A histopathological sample is needed to confirm a definitive IgG4-related disease diagnosis. Takano et al. [10] pointed out that both clinical and histopathological correlations form the basis for this. In our series, all patients underwent a submandibular gland resection. Some researchers suggest performing a salivary gland biopsy when IgG4-related disease is suspected [23, 24]. We argue that a large-needle biopsy might remain sufficient to yield adequate material for diagnosis in some cases. However, we emphasize that whenever any kind of neoplasm is possible, open biopsy is highly contraindicated. Open biopsy even from a benign neoplasm can compromise patient outcome e.g., by increasing the risk of tumor recurrence [25, 26]. Furthermore, surgery of the submandibular gland always requires specific preoperative planning procedures [25].

If histopathology indicates IgG4-related disease and elevated numbers of IgG4-positive plasma cells are found, additional clinical and serological examinations to exclude other possible IgG4-related disease manifestations are warranted. A meticulous patient history and clinical examination, as well as serum IgG4 determination, represent the minimal requirements.

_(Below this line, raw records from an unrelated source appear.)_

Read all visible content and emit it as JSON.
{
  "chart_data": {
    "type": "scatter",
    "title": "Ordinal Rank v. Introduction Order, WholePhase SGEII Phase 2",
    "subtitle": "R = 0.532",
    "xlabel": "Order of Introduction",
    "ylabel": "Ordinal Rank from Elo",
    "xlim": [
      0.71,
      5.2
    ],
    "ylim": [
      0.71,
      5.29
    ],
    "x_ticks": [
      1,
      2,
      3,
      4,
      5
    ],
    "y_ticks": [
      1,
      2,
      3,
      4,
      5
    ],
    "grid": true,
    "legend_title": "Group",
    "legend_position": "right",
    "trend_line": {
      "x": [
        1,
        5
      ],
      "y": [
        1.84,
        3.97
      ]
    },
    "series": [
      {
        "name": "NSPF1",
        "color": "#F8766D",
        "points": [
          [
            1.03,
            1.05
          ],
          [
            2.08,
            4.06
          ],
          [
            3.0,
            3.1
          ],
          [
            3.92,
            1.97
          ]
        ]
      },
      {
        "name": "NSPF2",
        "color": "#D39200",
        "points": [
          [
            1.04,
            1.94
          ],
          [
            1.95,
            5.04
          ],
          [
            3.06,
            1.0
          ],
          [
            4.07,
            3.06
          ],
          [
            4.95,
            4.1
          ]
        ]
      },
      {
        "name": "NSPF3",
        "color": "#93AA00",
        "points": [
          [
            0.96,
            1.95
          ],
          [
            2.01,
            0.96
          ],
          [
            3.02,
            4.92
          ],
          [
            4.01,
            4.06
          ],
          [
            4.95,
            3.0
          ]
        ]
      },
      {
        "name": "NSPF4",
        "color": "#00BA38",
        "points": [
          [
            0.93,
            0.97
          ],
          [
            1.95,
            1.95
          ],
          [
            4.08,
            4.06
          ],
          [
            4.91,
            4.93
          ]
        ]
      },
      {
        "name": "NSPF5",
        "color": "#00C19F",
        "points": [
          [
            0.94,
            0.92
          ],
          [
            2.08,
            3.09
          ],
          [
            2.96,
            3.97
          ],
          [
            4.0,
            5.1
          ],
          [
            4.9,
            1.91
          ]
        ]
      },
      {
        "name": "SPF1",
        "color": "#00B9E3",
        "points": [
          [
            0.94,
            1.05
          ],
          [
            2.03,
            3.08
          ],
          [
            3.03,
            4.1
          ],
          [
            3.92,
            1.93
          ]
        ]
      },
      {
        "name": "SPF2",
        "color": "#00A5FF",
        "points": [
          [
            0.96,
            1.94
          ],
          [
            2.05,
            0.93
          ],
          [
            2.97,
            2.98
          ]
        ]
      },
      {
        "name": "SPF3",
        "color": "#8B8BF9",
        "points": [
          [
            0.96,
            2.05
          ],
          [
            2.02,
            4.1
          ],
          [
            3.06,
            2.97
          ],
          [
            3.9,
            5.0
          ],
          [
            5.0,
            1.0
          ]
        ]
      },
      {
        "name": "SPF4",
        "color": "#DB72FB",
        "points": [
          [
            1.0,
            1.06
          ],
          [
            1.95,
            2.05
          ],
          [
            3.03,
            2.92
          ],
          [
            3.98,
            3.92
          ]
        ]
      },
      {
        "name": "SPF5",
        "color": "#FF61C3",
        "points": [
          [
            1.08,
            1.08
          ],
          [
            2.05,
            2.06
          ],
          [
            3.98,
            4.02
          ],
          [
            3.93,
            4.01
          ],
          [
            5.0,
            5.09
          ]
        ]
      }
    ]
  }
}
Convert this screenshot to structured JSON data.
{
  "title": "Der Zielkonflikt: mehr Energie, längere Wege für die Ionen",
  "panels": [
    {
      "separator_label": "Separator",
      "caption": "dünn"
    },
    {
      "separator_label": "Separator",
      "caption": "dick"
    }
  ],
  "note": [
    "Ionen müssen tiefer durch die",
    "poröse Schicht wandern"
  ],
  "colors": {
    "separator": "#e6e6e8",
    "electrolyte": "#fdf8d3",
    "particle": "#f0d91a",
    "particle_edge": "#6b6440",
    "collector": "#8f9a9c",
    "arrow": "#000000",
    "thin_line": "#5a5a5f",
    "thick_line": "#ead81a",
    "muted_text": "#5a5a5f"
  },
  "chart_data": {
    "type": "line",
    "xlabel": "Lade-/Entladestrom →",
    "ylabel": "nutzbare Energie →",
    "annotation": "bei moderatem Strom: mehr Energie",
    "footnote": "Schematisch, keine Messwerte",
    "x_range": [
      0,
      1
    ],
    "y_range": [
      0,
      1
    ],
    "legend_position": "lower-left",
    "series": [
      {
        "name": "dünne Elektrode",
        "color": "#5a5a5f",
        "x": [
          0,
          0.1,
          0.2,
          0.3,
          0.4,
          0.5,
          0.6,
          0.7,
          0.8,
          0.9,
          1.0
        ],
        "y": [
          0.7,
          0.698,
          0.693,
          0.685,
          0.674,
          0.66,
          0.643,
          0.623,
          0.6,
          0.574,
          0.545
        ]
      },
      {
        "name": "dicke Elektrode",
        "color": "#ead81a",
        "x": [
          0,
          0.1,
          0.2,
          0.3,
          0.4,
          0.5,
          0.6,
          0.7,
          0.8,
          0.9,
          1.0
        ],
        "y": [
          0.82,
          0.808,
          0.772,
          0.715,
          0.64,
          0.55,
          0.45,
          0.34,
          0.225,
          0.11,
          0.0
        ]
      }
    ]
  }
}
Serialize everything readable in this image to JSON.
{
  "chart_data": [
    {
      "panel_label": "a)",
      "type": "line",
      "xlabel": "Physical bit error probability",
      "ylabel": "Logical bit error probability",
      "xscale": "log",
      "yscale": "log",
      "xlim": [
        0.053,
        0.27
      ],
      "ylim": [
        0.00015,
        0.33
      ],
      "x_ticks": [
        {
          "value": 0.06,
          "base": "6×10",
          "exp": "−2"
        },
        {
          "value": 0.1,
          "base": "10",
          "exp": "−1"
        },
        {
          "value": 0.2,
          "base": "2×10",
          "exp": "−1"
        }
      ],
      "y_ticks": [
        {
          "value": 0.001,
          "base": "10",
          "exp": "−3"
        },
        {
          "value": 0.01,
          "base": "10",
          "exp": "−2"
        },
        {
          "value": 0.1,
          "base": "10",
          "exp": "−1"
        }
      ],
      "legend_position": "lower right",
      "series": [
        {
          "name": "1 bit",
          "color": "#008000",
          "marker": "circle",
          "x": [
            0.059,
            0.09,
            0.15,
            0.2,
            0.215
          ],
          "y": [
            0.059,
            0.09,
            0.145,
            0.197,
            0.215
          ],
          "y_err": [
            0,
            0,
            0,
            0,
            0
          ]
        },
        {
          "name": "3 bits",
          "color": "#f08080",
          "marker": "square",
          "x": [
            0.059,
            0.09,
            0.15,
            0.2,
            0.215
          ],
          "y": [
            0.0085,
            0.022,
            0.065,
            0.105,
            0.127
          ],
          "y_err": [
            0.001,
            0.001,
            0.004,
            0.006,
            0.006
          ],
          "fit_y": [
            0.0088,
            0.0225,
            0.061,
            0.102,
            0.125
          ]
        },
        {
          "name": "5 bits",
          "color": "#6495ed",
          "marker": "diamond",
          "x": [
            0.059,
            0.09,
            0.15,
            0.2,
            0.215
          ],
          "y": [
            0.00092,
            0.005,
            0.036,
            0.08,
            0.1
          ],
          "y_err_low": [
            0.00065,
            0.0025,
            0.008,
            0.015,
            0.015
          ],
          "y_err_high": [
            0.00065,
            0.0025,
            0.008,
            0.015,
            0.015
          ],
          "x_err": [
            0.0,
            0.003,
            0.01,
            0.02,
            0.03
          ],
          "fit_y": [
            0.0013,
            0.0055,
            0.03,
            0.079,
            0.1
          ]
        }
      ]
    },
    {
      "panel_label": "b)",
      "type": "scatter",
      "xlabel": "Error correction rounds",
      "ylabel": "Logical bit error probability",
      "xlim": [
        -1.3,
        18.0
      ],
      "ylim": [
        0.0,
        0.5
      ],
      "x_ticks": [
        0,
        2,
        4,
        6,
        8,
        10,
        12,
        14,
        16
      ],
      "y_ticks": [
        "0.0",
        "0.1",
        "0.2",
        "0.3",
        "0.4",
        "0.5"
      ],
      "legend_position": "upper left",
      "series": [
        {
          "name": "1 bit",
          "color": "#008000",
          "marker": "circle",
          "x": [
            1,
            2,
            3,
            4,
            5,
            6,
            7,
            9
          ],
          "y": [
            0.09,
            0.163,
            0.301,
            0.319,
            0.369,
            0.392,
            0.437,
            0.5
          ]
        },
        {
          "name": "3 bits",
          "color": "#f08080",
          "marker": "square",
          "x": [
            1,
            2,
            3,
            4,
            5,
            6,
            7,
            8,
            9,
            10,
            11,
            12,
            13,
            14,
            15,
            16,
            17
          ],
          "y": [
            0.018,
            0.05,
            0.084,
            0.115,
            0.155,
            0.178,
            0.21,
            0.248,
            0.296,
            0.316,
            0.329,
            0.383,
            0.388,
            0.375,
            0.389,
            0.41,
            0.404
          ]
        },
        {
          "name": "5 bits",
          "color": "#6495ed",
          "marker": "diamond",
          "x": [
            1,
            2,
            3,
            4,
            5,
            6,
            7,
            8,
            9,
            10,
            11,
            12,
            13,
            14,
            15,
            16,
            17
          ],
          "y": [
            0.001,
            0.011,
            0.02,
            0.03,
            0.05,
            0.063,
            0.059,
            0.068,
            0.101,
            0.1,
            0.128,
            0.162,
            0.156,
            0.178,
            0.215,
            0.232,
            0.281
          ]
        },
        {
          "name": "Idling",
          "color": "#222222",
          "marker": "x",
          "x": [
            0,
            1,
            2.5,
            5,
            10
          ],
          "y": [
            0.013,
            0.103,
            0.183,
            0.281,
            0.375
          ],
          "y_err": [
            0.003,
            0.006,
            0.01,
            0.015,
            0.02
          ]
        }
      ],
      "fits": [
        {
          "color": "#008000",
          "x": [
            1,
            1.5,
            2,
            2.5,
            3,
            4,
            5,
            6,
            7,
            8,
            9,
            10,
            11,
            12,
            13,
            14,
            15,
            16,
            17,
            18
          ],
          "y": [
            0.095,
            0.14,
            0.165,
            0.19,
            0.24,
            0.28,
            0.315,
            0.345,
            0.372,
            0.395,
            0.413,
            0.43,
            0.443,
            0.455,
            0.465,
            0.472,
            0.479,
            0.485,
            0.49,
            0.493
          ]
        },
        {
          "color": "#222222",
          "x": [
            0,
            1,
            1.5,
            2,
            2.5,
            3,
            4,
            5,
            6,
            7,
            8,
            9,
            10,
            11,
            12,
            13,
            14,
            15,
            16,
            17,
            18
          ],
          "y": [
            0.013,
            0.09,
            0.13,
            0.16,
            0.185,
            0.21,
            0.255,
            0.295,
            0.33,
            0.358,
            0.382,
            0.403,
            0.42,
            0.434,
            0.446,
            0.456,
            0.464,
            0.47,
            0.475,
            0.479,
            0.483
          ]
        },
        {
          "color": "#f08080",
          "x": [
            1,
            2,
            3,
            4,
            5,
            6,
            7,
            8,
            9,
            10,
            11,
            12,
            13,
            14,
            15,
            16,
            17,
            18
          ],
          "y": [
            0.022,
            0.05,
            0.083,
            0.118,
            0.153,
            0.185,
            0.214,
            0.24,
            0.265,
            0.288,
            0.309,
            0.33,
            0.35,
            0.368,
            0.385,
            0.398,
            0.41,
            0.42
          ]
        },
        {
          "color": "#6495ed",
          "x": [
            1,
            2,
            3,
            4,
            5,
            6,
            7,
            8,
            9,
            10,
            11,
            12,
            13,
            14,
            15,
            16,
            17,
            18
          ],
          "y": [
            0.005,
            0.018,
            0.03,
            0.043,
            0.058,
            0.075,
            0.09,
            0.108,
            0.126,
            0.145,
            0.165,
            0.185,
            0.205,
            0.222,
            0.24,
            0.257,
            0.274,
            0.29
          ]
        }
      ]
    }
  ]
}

Imaging with positron electron tomography combined with CT has proven useful in identifying multi-organ manifestations of IgG4-related disease [11]. However, according to our findings, this or other further imaging appears warranted only in the case of a true IgG4-related disease, but not when elevated IgG4 levels in the tissue specimen and local symptoms only are encountered.

Both of our patients with IgG4-related disease had another organ involved and one suffered from persistent lung symptoms. Both of these patients were treated with corticosteroids, the first-line treatment of IgG4 related disease. In the latter patient, corticosteroid treatment was later combined with azathioprine. The treatment of IgG4-related disease is presented in more detail elsewhere [27].

In our cohort, none of the patients with non-IgG4-related non-sclerosing chronic sialadenitis or chronic sclerosing sialadenitis developed symptoms indicative of IgG4-related disease during the follow-up period. Therefore, we argue that a patient given a pathological diagnosis of non-IgG4-related non-sclerosing chronic sialadenitis or chronic sclerosing sialadenitis without other clinical or serological findings suspicious of systemic IgG4-related disease requires no further examinations or follow-up.

In conclusion, chronic sclerosing sialadenitis in the Finnish population does not appear to represent IgG4-Related disease, although in some cases with chronic sclerosing sialadenitis a high ratio of IgG4-positive plasma cells appeared in tissue specimens. The only patients with confirmed IgG4-related disease were histopathologically diagnosed as non-sclerosing chronic sialadenitis. Based on our findings, we conclude that global variation in the presentation of IgG4-related disease appears likely, at least in the submandibular gland. Furthermore, non-sclerosing chronic sialadenitis and chronic sclerosing sialadenitis remain difficult to distinguish histologically. Thus, it is possible that they represent a continuum progressing from the former to the latter over time. Moreover, the distinction between the IgG4-related forms of chronic sclerosing sialadenitis and non-sclerosing chronic sialadenitis from their non-IgG4–related counterparts require staining specific to IgG4.